2 ways automated tools fail to grasp architecture and cost
The fundamental issue of most tools that purport to solve cloud spend problems is that they fall into one of two failure modes that will fundamentally fail.
Keep everything mode. These tools usually think that whatever’s in the environment is correct, should be there, and will be there forever. That doesn’t work when things have been left running that shouldn’t be or when a short-term experiment is treated as if it were permanent.
Kill everything mode. These tools assume that whatever’s in the environment is completely wrong, and that companies will somehow free up an engineering team for six straight months to rebuild something in order to save 10% on their AWS bill.
Both extremes are unsafe assumptions and aren’t how companies think about their architecture in the larger business context.

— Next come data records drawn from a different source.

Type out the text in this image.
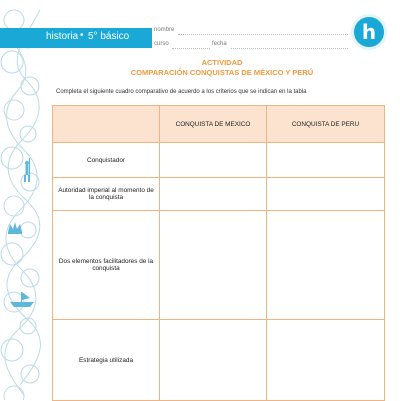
historia • 5° básico
nombre
curso	fecha	h
ACTIVIDAD
COMPARACIÓN CONQUISTAS DE MÉXICO Y PERÚ
Completa el siguiente cuadro comparativo de acuerdo a los criterios que se indican en la tabla
	CONQUISTA DE MEXICO	CONQUISTA DE PERU
Conquistador		
Autoridad imperial al momento de la conquista		
Dos elementos facilitadores de la conquista		
Estrategia utilizada		
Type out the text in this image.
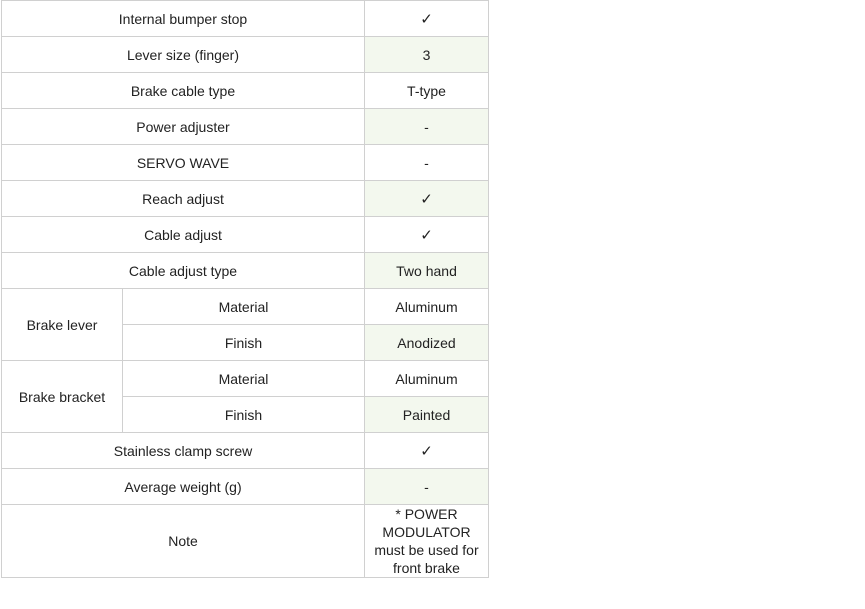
Internal bumper stop		✓
Lever size (finger)		3
Brake cable type		T-type
Power adjuster		-
SERVO WAVE		-
Reach adjust		✓
Cable adjust		✓
Cable adjust type		Two hand
Brake lever	Material	Aluminum
	Finish	Anodized
Brake bracket	Material	Aluminum
	Finish	Painted
Stainless clamp screw		✓
Average weight (g)		-
Note		* POWER MODULATOR must be used for front brake
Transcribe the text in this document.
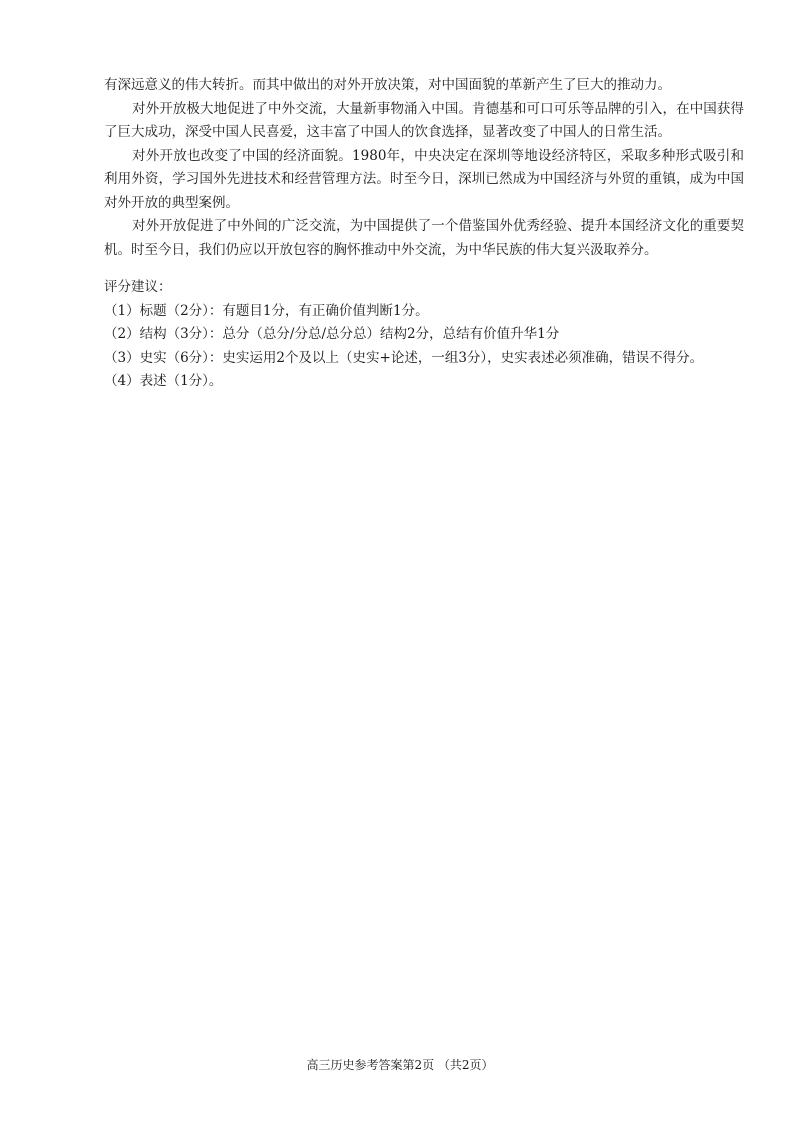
有深远意义的伟大转折。而其中做出的对外开放决策，对中国面貌的革新产生了巨大的推动力。

对外开放极大地促进了中外交流，大量新事物涌入中国。肯德基和可口可乐等品牌的引入，在中国获得了巨大成功，深受中国人民喜爱，这丰富了中国人的饮食选择，显著改变了中国人的日常生活。

对外开放也改变了中国的经济面貌。1980年，中央决定在深圳等地设经济特区，采取多种形式吸引和利用外资，学习国外先进技术和经营管理方法。时至今日，深圳已然成为中国经济与外贸的重镇，成为中国对外开放的典型案例。

对外开放促进了中外间的广泛交流，为中国提供了一个借鉴国外优秀经验、提升本国经济文化的重要契机。时至今日，我们仍应以开放包容的胸怀推动中外交流，为中华民族的伟大复兴汲取养分。

评分建议：

（1）标题（2分）：有题目1分，有正确价值判断1分。
（2）结构（3分）：总分（总分/分总/总分总）结构2分，总结有价值升华1分
（3）史实（6分）：史实运用2个及以上（史实+论述，一组3分），史实表述必须准确，错误不得分。
（4）表述（1分）。
高三历史参考答案第2页 （共2页）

How basically every AWS tweak affects architecture … and cost
Early on (when the newsletter first started and I was still bright-eyed with undeserved optimism about cloud billing), I naively thought that tracking AWS feature and service enhancements with financial relevance would be simple: look for price reductions and the occasional feature announcement. In practice, that assumption didn’t survive the first round of customer discussions because, as mentioned above, cost is architecture. It’s the rare AWS announcement that doesn’t have architecture repercussions.
For example, if you didn’t use SQS when building your application because it couldn’t handle your throughput needs or it was too expensive, that changed a couple of weeks ago. SQS is to the point where it’s now effectively unlimited throughput at a cost that’s just 3.6% of what it was at launch. The economics have shifted, but it’s not obvious from Amazon’s somewhat dry enhancement announcement that there’s any financial impact at all.
It turns out that there’s no pattern of search terms that show just the architecturally significant releases — so I read every AWS release. Once I’d gathered all the information in one place, I figured I’d summarize the interesting bits and send them out to other people. That’s how the Last Week in AWS newsletter was born!
The very manual process of reading every little announcement and understanding its impact on architecture is also why the best Cloud Economist candidates The Duckbill Group finds when we’re hiring aren’t people with deep finance backgrounds who are are only aware of Amazon as “that company that sells books and underpants.” The best Cloud Economists are effectively already cloud engineers, solutions architects, or technical account managers themselves. Folks who excel in those roles are already viscerally aware of various design and cost trade-offs, so they know how to successfully rearchitect workloads and businesses towards a lower AWS bill—but only if it makes sense to do it given the larger business context!